The Norris Nine? We’ve received a ton of mail from readers following up on our little ditty about proposed Texas Rangers’ nicknames. One reader divided his list into two parts — “old ones” and “new ones.” Among the old: the “Spurs” (an old Dallas-Ft. Worth baseball team), the “Strangers” (a 1970s nickname given the Rangers because of their relocation from D.C.), and the “Hambones” — which is Josh Hamilton’s nickname. Hmmmm. This reader lists as new ones the “Ex-Senators,” the “Re-Arrangers,” and “the Bushies.” This last makes sense, given the prominence of the Bush family, who have found themselves (with Nolan Ryan), in camera range during the Series. But the best nominee from this (anonymous) reader is “The Texas Walkers,” named for the “Walker, Texas Ranger” television series, starring (quick intake of breath) Chuck Norris. This has potential (this reader implies), because it can be morphed into “The Norris Nine” — which has a certain ring. This regular CFG reader (and who isn’t) isn’t the first fan to put the Rangers together with the aging kick boxer. Back in August of 2009, when the Rangers were contending for a Wild Card spot with the Boston Pedroia’s, a Red Sox fan (with entirely too much time on his hands), gave us this . . .

Cliff’s Hangers

Thursday, October 28th, 2010

The first game of the 2010 World Series wasn’t exactly a pitcher’s duel. The pumped-up Fox Television special of a “classic match-up” between two great pitchers (including one whose post-season numbers were right up there with Sandy Koufax and Christy Mathewson), turned into a sloppy slugfest (six errors, 18 runs and 25 hits) that ranks with some of the worst played games in World Series history. It’s not as if San Francisco manager Bruce Bochy didn’t know it. Bochy all but admitted that the game could have been more cleanly played, but he shrugged philosophically: “We’ll take the win,” he said after the completion of the whirlwind 11-7 tilt. “We were expecting to win,” Ranger Elvis Andrus reflected, “but they played better than us. That’s just the way it is.”

Well, that’s right — the Giants played better than the Rangers. But not by much. While Lee (vying for post-season honors with some of the all-time greats) looked merely human — 4.2 innings, six earned runs — McCovey righty Tim Lincecum pitched like the head-in-the-clouds hippie (5.2 innings, 8 hits, four runs) his detractors criticize him for being: he allowed four hits in the first two innings, gave up a double to the opposing pitcher, and ran a runner back to an unoccupied base. While the post-game Giants touted their dominance over Lee (whose curve just wasn’t working), the truth is that Lincecum looked like he wandered into the game by accident. Then too, you have to believe that without Brian “Beach Boy” Wilson’s shut-em-down appearance (and using him shows you just how desperate Bochy was to finish the game), the contest might have been tied in the 9th — and won by the Texans in the 10th.

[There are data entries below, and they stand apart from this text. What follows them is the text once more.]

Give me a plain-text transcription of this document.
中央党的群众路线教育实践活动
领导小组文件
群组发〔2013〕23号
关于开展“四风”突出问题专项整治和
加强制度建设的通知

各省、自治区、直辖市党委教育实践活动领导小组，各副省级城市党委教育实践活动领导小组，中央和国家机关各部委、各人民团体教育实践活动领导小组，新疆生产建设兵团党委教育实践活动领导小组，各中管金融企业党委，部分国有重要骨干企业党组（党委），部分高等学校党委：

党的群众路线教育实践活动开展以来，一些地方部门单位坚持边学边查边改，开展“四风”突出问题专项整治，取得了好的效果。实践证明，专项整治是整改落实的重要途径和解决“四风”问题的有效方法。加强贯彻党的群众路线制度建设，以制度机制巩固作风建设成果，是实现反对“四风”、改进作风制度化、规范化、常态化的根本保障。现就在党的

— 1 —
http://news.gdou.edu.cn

There have been plenty of poorly played World Series games (this certainly isn’t the first), and there’s no guarantee that such an indifferently played first contest will mean that this version of “the Fall Classic” won’t be classic. After all, the 1960 Yankees-Pirates series featured two teams with solid rotations who couldn’t pitch a fig when it came to October. The Yankees made the Pirates look silly in three of those games (by scores of 16-3, 10-0 and 12-0), but then lost the series on one of baseball’s most exciting moments. That probably won’t happen here, but an 11-7 score is hardly a fair indictation of things to come:  the Giants still boast one of the best staffs in recent post-season history, while the Rangers’ order is capable of putting Mantle-like numbers on the opposing scoreboard. But it’s only a seven game series, and with Cliff Lee’s outing behind them, the Giants have to be optimistic — particularly if they win tonight.